There’s a pause where Scott can practically hear her fingers whirling across the keyboard, then, “He’s gone to a universe where Venjix never attacked. It’s…late 2011 there, I believe. A city called…Panorama.”

“Doc,” Scott repeats, getting her attention. “Can I follow him?”

She’s quiet for a moment. “I would advise against it.”

“But can it be done?” he asks, his voice rising. Every second he wasted in this zord was a second that robot could use to destroy another world.

A silence. “Yes, it can be done. But you can’t demorph while you’re over there, do you understand me? Your body’s used to our atmosphere; I don’t think you’ll be able to breathe in their clean one.” He barely hears her as he climbs out of the megazord. “And there are active rangers where you’re going, the Samurai. Ranger Red, are you listening to me?”

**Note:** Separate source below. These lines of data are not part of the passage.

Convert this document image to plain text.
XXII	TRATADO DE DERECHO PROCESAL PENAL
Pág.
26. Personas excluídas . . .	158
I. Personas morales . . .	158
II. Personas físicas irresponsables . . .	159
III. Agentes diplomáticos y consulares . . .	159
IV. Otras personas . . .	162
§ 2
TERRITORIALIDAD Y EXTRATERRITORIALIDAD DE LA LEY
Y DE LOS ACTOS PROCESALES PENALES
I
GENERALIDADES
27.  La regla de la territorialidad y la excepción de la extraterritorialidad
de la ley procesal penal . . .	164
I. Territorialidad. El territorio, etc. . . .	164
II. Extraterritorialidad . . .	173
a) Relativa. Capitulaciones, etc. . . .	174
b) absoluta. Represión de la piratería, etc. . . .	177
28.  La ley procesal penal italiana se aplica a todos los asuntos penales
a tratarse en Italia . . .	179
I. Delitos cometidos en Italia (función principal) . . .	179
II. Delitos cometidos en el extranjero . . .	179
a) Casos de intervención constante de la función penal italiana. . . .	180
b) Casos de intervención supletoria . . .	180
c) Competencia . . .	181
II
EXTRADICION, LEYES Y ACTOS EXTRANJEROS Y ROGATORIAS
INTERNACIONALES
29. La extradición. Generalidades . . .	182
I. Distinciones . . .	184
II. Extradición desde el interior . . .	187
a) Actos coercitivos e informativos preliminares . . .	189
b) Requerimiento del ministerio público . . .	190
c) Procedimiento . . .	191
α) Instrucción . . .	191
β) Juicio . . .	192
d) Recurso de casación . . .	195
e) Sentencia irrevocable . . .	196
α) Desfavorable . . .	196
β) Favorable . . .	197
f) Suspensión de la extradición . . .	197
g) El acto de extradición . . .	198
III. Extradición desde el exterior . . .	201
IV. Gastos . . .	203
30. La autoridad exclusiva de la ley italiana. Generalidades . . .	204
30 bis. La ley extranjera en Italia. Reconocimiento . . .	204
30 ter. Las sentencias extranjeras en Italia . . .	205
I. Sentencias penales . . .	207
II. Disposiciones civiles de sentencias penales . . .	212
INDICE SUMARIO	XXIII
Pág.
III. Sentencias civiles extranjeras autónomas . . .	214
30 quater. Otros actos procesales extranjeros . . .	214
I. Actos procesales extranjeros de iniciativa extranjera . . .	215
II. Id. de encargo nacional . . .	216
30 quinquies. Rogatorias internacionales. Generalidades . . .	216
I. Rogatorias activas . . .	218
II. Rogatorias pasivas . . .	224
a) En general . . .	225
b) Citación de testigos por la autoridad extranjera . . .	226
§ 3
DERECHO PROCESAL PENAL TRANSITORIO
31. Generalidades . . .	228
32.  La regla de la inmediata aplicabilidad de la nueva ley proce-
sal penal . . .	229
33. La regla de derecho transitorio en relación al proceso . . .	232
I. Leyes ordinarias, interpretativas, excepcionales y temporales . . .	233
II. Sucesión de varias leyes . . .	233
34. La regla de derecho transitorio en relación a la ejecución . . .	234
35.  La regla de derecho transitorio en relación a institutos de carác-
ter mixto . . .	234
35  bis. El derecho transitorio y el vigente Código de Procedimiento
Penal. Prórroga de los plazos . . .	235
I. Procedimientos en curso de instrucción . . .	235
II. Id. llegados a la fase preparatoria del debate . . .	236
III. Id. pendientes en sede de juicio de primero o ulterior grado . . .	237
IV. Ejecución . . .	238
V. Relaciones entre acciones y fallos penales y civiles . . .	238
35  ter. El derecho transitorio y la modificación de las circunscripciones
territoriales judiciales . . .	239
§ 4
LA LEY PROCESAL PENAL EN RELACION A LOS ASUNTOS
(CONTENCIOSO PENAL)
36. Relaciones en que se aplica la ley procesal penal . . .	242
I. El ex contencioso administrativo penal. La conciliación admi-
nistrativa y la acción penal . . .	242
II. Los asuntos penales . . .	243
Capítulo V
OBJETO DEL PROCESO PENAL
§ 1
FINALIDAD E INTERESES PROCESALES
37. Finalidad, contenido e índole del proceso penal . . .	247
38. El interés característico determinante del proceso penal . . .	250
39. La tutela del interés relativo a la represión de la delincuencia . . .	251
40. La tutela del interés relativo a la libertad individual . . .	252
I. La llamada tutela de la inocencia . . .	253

“No demorphing, be nice to the rangers, got it,” Scott replies. “Wish me luck.” She doesn't get the chance to. He’s already through the portal.

 

He knows the Samurai Power Rangers, or knows of them, from one of Flynn’s impromptu ranger history lessons. With most of the data on former ranger teams destroyed in the attacks, the RPM team relies mostly on him for their information.

“There were two teams of them: one back in ’99, the other in 2011 and early 2012. The second one defeated their villain about three months before Venjix became a big problem. They had two reds,” Flynn had explained one night over dinner.

“Two reds?” Scott had asked, confused.

“The second red didn't come in until the last few fights, but she was amazing.” Flynn sighs. “And the ’99 team rode horses!” he had exclaimed, like this was the most exciting information to ever exist. “And sometimes the ’11 team. But mostly the ’99.”

He guesses that he should expect people who ride horses to use swords, but really, it sort of throws him the first time he sees one of them swing his sword at a Grinder. Blasters are so much easier and far more effective. And there’s only one red. He wonders who the other one will be.

 

He can’t stop looking at the sky, the clear, blue, pollution-free, not-a-dome sky. He itches to fly through it. The buildings, standing tall and undisturbed, amaze him too. And the people, worry-free, the technology, the cellphones and computers and tablets everywhere he turns. People in his dimension are still a little wary of it, but here, no one has to be. He’s suddenly homesick for his world before Venjix.

 

The girls surprise him, with their easy touches and casual acceptance. He’s used to Summer, who sometimes blends in too well with her male counterparts, and Gemma who might as well be a different species for how she acts. He gravitates toward Emily, probably because she wears a familiar yellow, not a foreign pink. She laughs easily at things he says, doesn’t push or demand things of him. She doesn’t look at him with pity when he tells them about his homeworld, only sadness for his loss. He likes her, he decides. He likes how her smile never leaves her face and how she’s kind but not unwilling to joke around and how she looks at the green one like he’s the sun. It makes him happy, how happy Emily is all the time. In fact, everyone on this team is light and free. Everyone except Jayden.

 

When he gets home, he passes out for an entire day. He couldn’t sleep while morphed, couldn’t eat, or drink, so he’s out of commission for about three days on Doctor K’s orders (he only protests a little). His team entertains him with stories about the Samurais while they were here. He would have paid to see Dillon meet Emily and Mia. He tells them stories about his adventures too, and they all laugh together, and he’s glad to be home with his team.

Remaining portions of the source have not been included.